Short Paper “Efficient SIMD Vectorization for Hashing in OpenCL” accepted at EDBT 2018
Tobias Behrens (German Research Center for Artificial Intelligence), Viktor Rosenfeld (German Research Center for Artificial Intelligence), Jonas Traub (TU Berlin), Sebastian Breß (German Research Center for Artificial Intelligence, TU Berlin), Volker Markl (TU Berlin, German Research Center for Artificial Intelligence)

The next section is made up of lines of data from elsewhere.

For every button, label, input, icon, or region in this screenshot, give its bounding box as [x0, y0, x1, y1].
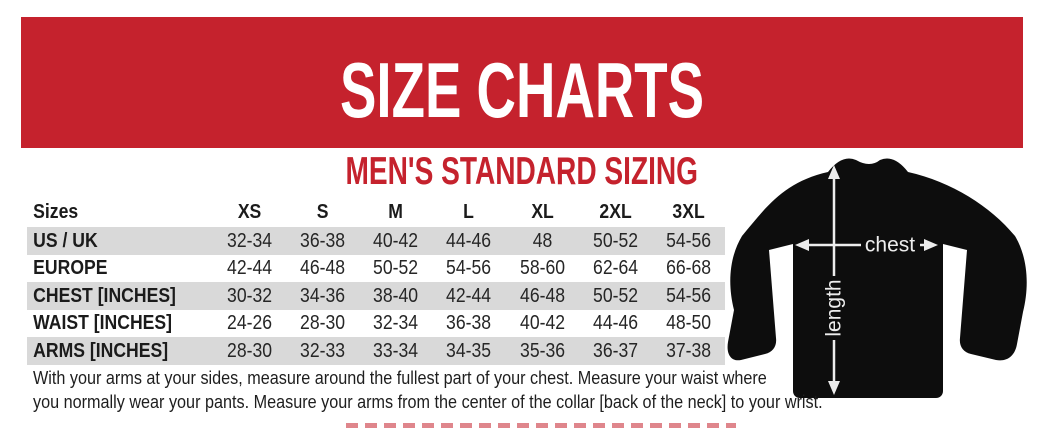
length-label: length: [823, 279, 846, 336]
chest-label: chest: [865, 234, 915, 257]
chest-arrow: [795, 239, 938, 251]
shirt-diagram: length chest: [727, 158, 1027, 398]
size-value: 54-56: [446, 257, 492, 280]
size-value: 48: [532, 229, 552, 252]
size-value: 37-38: [665, 339, 711, 362]
size-value: 54-56: [665, 284, 711, 307]
size-value: 44-46: [446, 229, 492, 252]
measure-instructions-line2: you normally wear your pants. Measure yo…: [33, 392, 823, 412]
measure-instructions: With your arms at your sides, measure ar…: [33, 366, 823, 414]
header-3XL: 3XL: [672, 201, 705, 223]
row-label: US / UK: [33, 229, 98, 252]
size-value: 32-33: [300, 339, 346, 362]
header-M: M: [388, 201, 404, 223]
section-title: MEN'S STANDARD SIZING: [21, 152, 1023, 191]
size-table: Sizes XS S M L XL 2XL 3XL US / UK 32-34 36-38 40-4…: [27, 197, 725, 365]
size-value: 50-52: [592, 229, 638, 252]
shirt-silhouette-shape: [727, 158, 1027, 398]
header-2XL: 2XL: [599, 201, 632, 223]
table-row: EUROPE 42-44 46-48 50-52 54-56 58-60 62-64 66-6…: [27, 255, 725, 283]
size-value: 42-44: [227, 257, 273, 280]
table-body: US / UK 32-34 36-38 40-42 44-46 48 50-52 54-56 E…: [27, 227, 725, 365]
size-value: 34-35: [446, 339, 492, 362]
size-value: 38-40: [373, 284, 419, 307]
table-row: CHEST [INCHES] 30-32 34-36 38-40 42-44 46-48 5…: [27, 282, 725, 310]
header-S: S: [316, 201, 329, 223]
cropped-next-section-text: [346, 423, 736, 428]
page-title: SIZE CHARTS: [339, 45, 705, 134]
size-value: 40-42: [519, 312, 565, 335]
size-value: 50-52: [592, 284, 638, 307]
table-row: WAIST [INCHES] 24-26 28-30 32-34 36-38 40-42 4…: [27, 310, 725, 338]
size-value: 35-36: [519, 339, 565, 362]
size-value: 54-56: [665, 229, 711, 252]
size-value: 32-34: [373, 312, 419, 335]
size-value: 36-38: [446, 312, 492, 335]
size-value: 44-46: [592, 312, 638, 335]
header-XL: XL: [530, 201, 554, 223]
size-value: 66-68: [665, 257, 711, 280]
size-value: 36-37: [592, 339, 638, 362]
size-value: 24-26: [227, 312, 273, 335]
size-value: 48-50: [665, 312, 711, 335]
size-value: 50-52: [373, 257, 419, 280]
measure-instructions-line1: With your arms at your sides, measure ar…: [33, 368, 767, 388]
size-value: 40-42: [373, 229, 419, 252]
table-header-row: Sizes XS S M L XL 2XL 3XL: [27, 197, 725, 227]
size-value: 46-48: [519, 284, 565, 307]
size-value: 33-34: [373, 339, 419, 362]
size-value: 46-48: [300, 257, 346, 280]
size-value: 36-38: [300, 229, 346, 252]
header-XS: XS: [237, 201, 262, 223]
size-value: 30-32: [227, 284, 273, 307]
section-title-text: MEN'S STANDARD SIZING: [345, 150, 699, 193]
size-value: 32-34: [227, 229, 273, 252]
table-row: ARMS [INCHES] 28-30 32-33 33-34 34-35 35-36 36…: [27, 337, 725, 365]
size-value: 42-44: [446, 284, 492, 307]
row-label: ARMS [INCHES]: [33, 339, 169, 362]
length-arrow: [828, 165, 840, 395]
size-value: 28-30: [300, 312, 346, 335]
header-sizes: Sizes: [33, 201, 79, 223]
size-value: 58-60: [519, 257, 565, 280]
table-row: US / UK 32-34 36-38 40-42 44-46 48 50-52 54-56: [27, 227, 725, 255]
header-L: L: [463, 201, 475, 223]
banner: SIZE CHARTS: [21, 17, 1023, 148]
size-value: 28-30: [227, 339, 273, 362]
row-label: CHEST [INCHES]: [33, 284, 176, 307]
size-value: 34-36: [300, 284, 346, 307]
size-value: 62-64: [592, 257, 638, 280]
row-label: WAIST [INCHES]: [33, 312, 173, 335]
row-label: EUROPE: [33, 257, 108, 280]
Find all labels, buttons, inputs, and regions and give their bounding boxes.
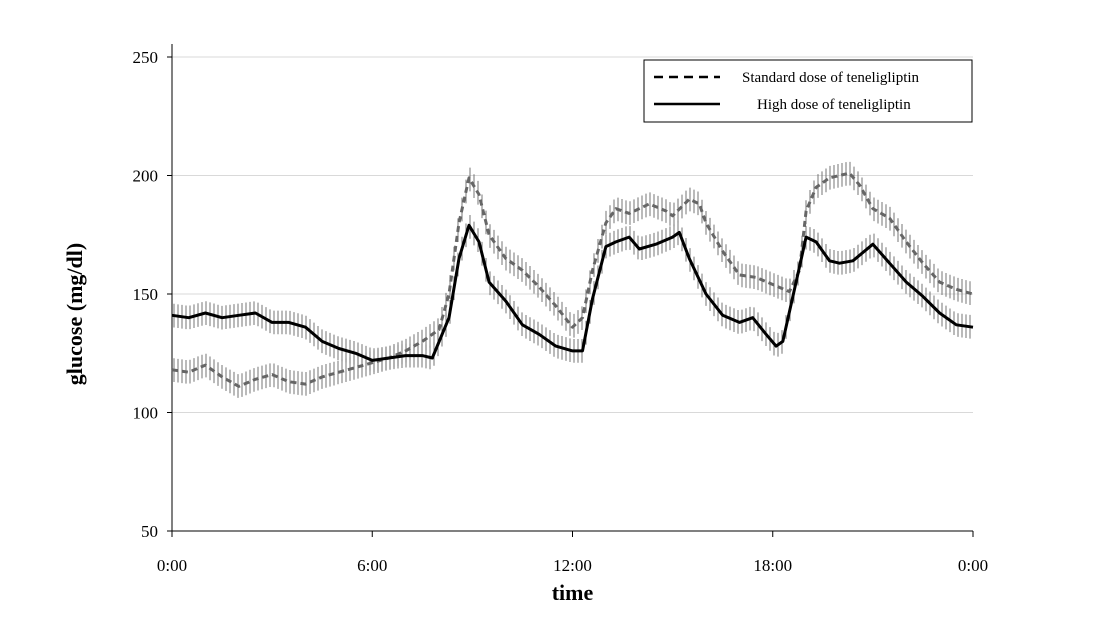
legend-label: High dose of teneligliptin [757, 97, 911, 113]
y-tick-label: 200 [133, 167, 159, 186]
legend-box [643, 59, 973, 123]
y-tick-label: 100 [133, 404, 159, 423]
x-tick-label: 0:00 [958, 556, 988, 575]
legend: Standard dose of teneligliptin High dose … [643, 59, 973, 123]
x-tick-label: 0:00 [157, 556, 187, 575]
series-high-dose [173, 215, 971, 372]
x-tick-label: 12:00 [553, 556, 592, 575]
legend-label: Standard dose of teneligliptin [742, 70, 920, 86]
x-axis-title: time [552, 580, 594, 605]
y-tick-label: 250 [133, 48, 159, 67]
y-tick-label: 50 [141, 522, 158, 541]
x-tick-label: 6:00 [357, 556, 387, 575]
series-standard-dose [173, 161, 971, 398]
x-tick-label: 18:00 [753, 556, 792, 575]
series-line-standard-dose [171, 171, 974, 388]
y-axis-title: glucose (mg/dl) [62, 243, 87, 385]
y-tick-label: 150 [133, 285, 159, 304]
series-line-high-dose [171, 223, 974, 362]
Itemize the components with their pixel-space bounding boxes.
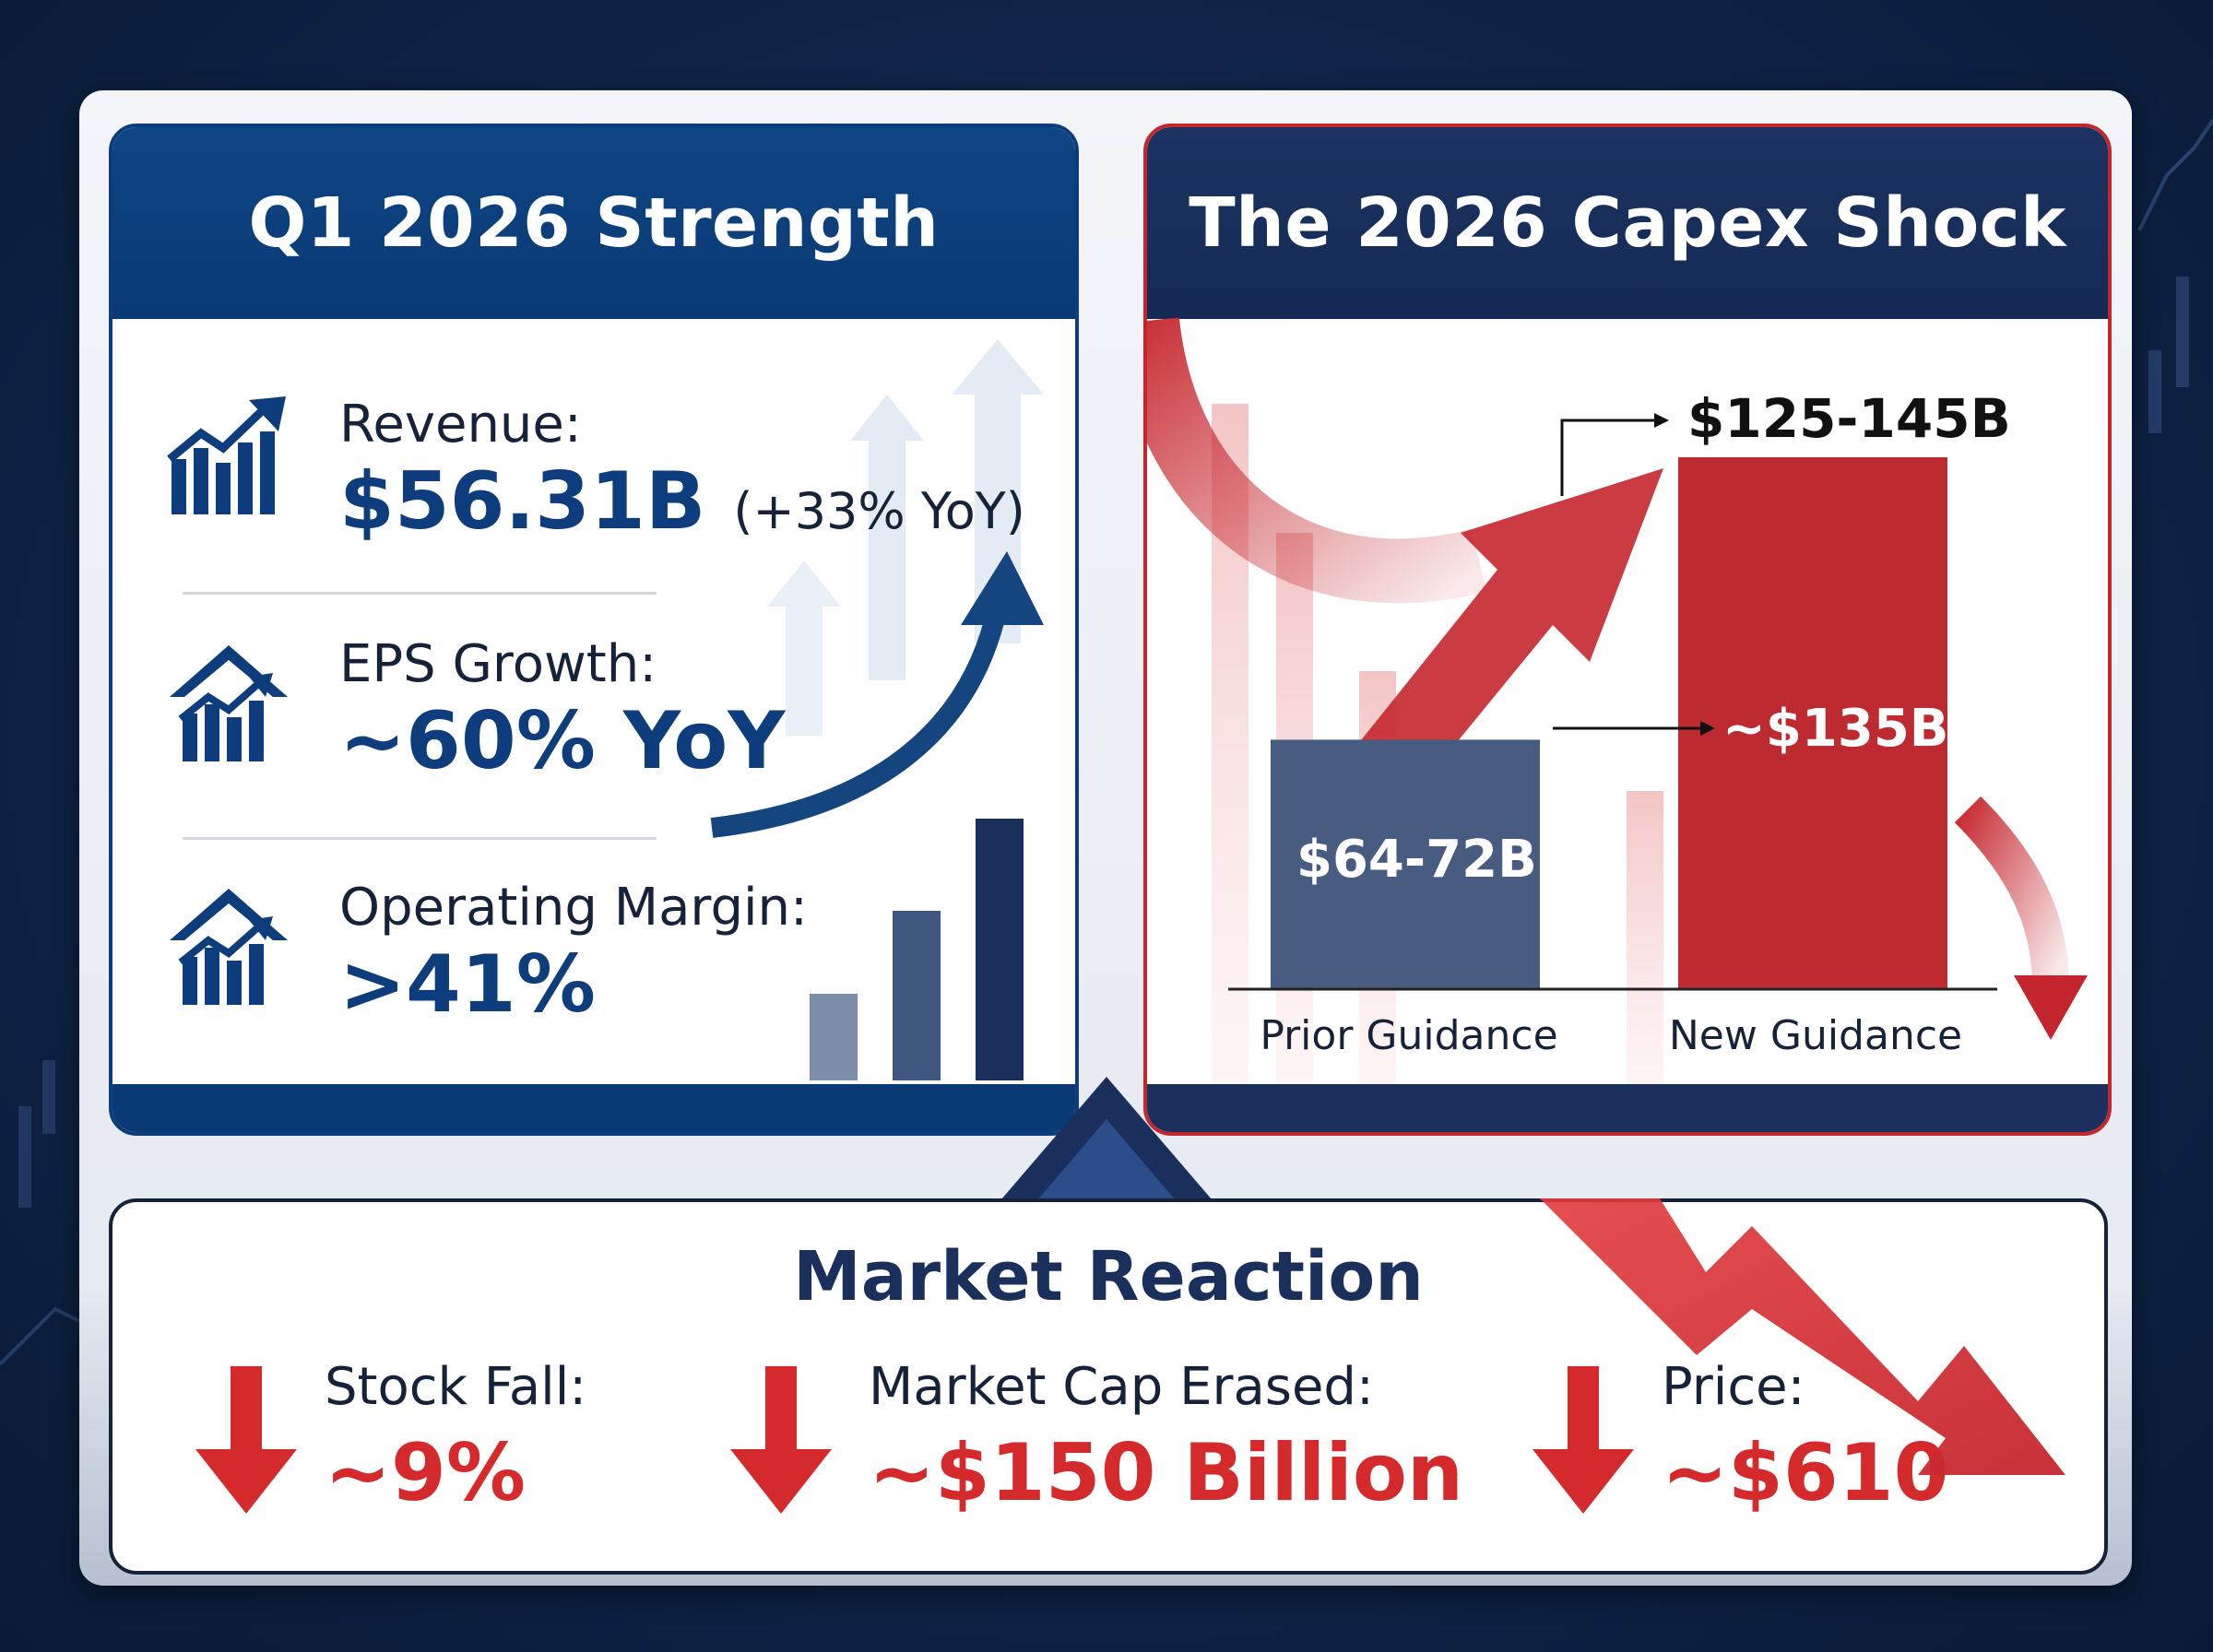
connector-triangle (996, 1077, 1217, 1206)
panel-footer-band (1147, 1084, 2108, 1132)
prior-range-label: $64-72B (1296, 830, 1537, 890)
metric-divider (183, 837, 657, 840)
revenue-value: $56.31B (+33% YoY) (339, 455, 1025, 548)
decorative-down-swoosh (1954, 796, 2069, 985)
down-arrow-icon (2014, 975, 2088, 1040)
revenue-growth-note: (+33% YoY) (733, 482, 1025, 540)
down-arrow-icon (1533, 1366, 1634, 1514)
metric-divider (183, 592, 657, 595)
stock-fall-label: Stock Fall: (325, 1357, 587, 1417)
decorative-faded-bar (1627, 791, 1663, 1104)
price-label: Price: (1662, 1357, 1805, 1417)
range-high-label: $125-145B (1687, 387, 2011, 450)
q1-strength-panel: Q1 2026 Strength Revenue: $56.31B (+33% … (109, 124, 1079, 1136)
market-cap-erased-value: ~$150 Billion (869, 1427, 1464, 1519)
market-reaction-title: Market Reaction (793, 1237, 1424, 1316)
market-cap-erased-label: Market Cap Erased: (869, 1357, 1374, 1417)
eps-value: ~60% YoY (339, 695, 786, 787)
stock-fall-value: ~9% (325, 1427, 527, 1519)
down-arrow-icon (730, 1366, 832, 1514)
up-arrow-icon (1313, 468, 1663, 828)
decorative-swoosh-arrow (1147, 316, 1487, 604)
panel-footer-band (112, 1084, 1075, 1132)
revenue-label: Revenue: (339, 395, 582, 454)
new-guidance-bar (1678, 457, 1947, 989)
decorative-growth-graphics (710, 339, 1044, 1080)
capex-guidance-chart (1147, 316, 2088, 1104)
x-tick-label-prior: Prior Guidance (1260, 1012, 1558, 1059)
x-tick-label-new: New Guidance (1668, 1012, 1963, 1059)
market-reaction-panel: Market Reaction Stock Fall: ~9% Market C… (109, 1198, 2108, 1575)
operating-margin-label: Operating Margin: (339, 878, 808, 938)
revenue-amount: $56.31B (339, 455, 706, 548)
arrowhead-icon (1654, 413, 1669, 428)
midpoint-label: ~$135B (1722, 699, 1949, 759)
q1-strength-title: Q1 2026 Strength (112, 127, 1075, 319)
range-connector-arrow (1560, 419, 1654, 496)
arrowhead-icon (1700, 721, 1715, 736)
down-arrow-icon (195, 1366, 297, 1514)
capex-shock-title: The 2026 Capex Shock (1147, 127, 2108, 319)
price-value: ~$610 (1662, 1427, 1949, 1519)
house-growth-icon (170, 645, 288, 761)
rising-bars-icon (167, 396, 286, 514)
operating-margin-value: >41% (339, 938, 596, 1031)
capex-shock-panel: The 2026 Capex Shock (1143, 124, 2112, 1136)
prior-guidance-bar (1271, 739, 1540, 989)
house-growth-icon (170, 889, 288, 1005)
eps-label: EPS Growth: (339, 634, 657, 694)
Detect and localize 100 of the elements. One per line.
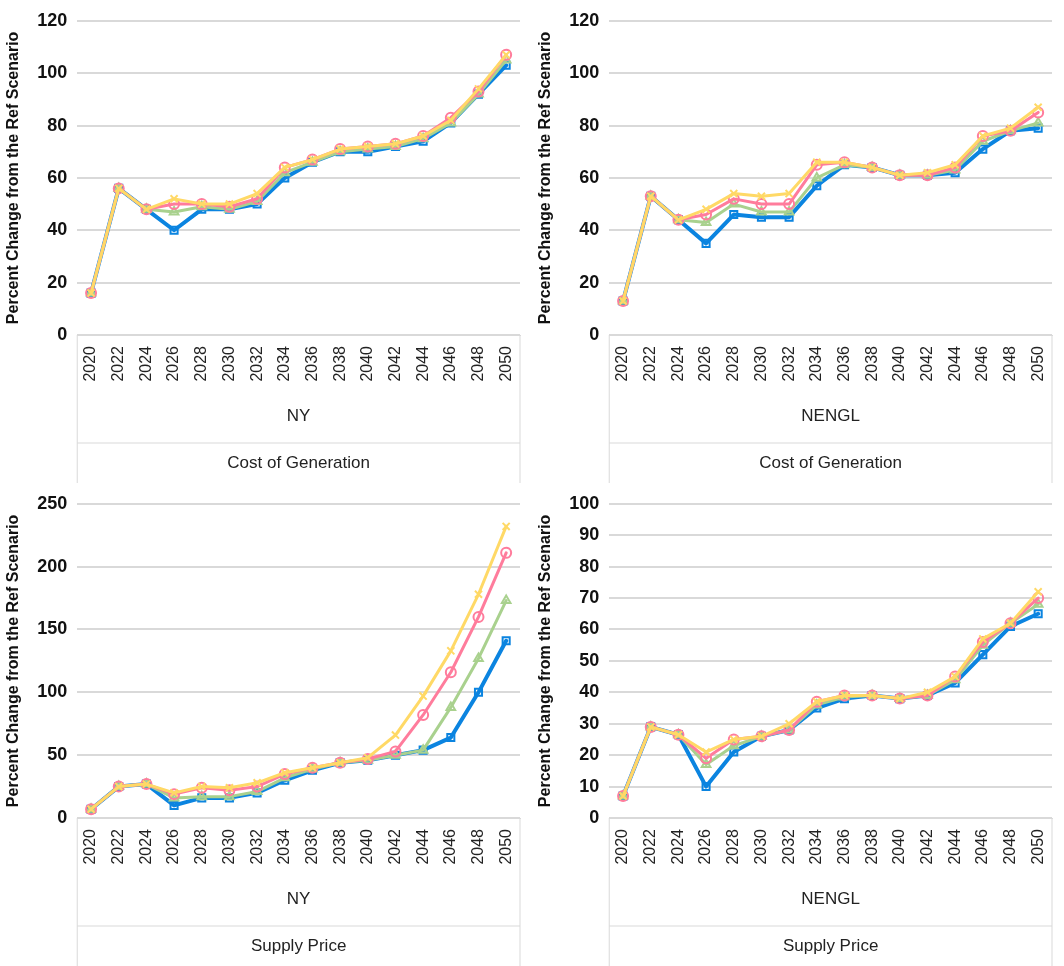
x-tick-label: 2038 <box>330 828 348 865</box>
x-tick-label: 2038 <box>330 345 348 382</box>
x-tick-label: 2036 <box>834 828 852 865</box>
x-tick-label: 2020 <box>613 828 631 865</box>
y-tick-label: 100 <box>37 62 68 83</box>
x-tick-label: 2020 <box>81 345 99 382</box>
x-tick-label: 2044 <box>413 828 431 865</box>
x-tick-label: 2042 <box>917 345 935 382</box>
y-axis-title: Percent Change from the Ref Scenario <box>536 514 554 808</box>
x-tick-label: 2022 <box>641 345 659 382</box>
x-tick-label: 2030 <box>219 345 237 382</box>
y-tick-label: 0 <box>57 323 68 344</box>
x-tick-label: 2020 <box>613 345 631 382</box>
x-tick-label: 2026 <box>696 828 714 865</box>
text: Cost of Generation <box>759 452 902 472</box>
x-tick-label: 2022 <box>109 828 127 865</box>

Hashing is at the core of many efficient database operators such as hash-based joins and aggregations. Vectorization is a technique that uses Single Instruction Multiple Data (SIMD) instructions to process multiple data elements at once. Applying vectorization to hash tables results in promising speedups for build and probe operations. However, vectorization typically requires intrinsics – low-level APIs in which functions map to processor-specific SIMD instructions. Intrinsics are specific to a processor architecture and result in complex and difficult to maintain code.
OpenCL is a parallel programming framework which provides a higher abstraction level than intrinsics and is portable to different processors. Thus, OpenCL avoids processor dependencies, which results in improved code maintainability. In this paper, we add efficient, vectorized hashing primitives to OpenCL. Our experimental study shows that OpenCL-based vectorization is competitive to intrinsics on CPUs and Xeon Phi coprocessors.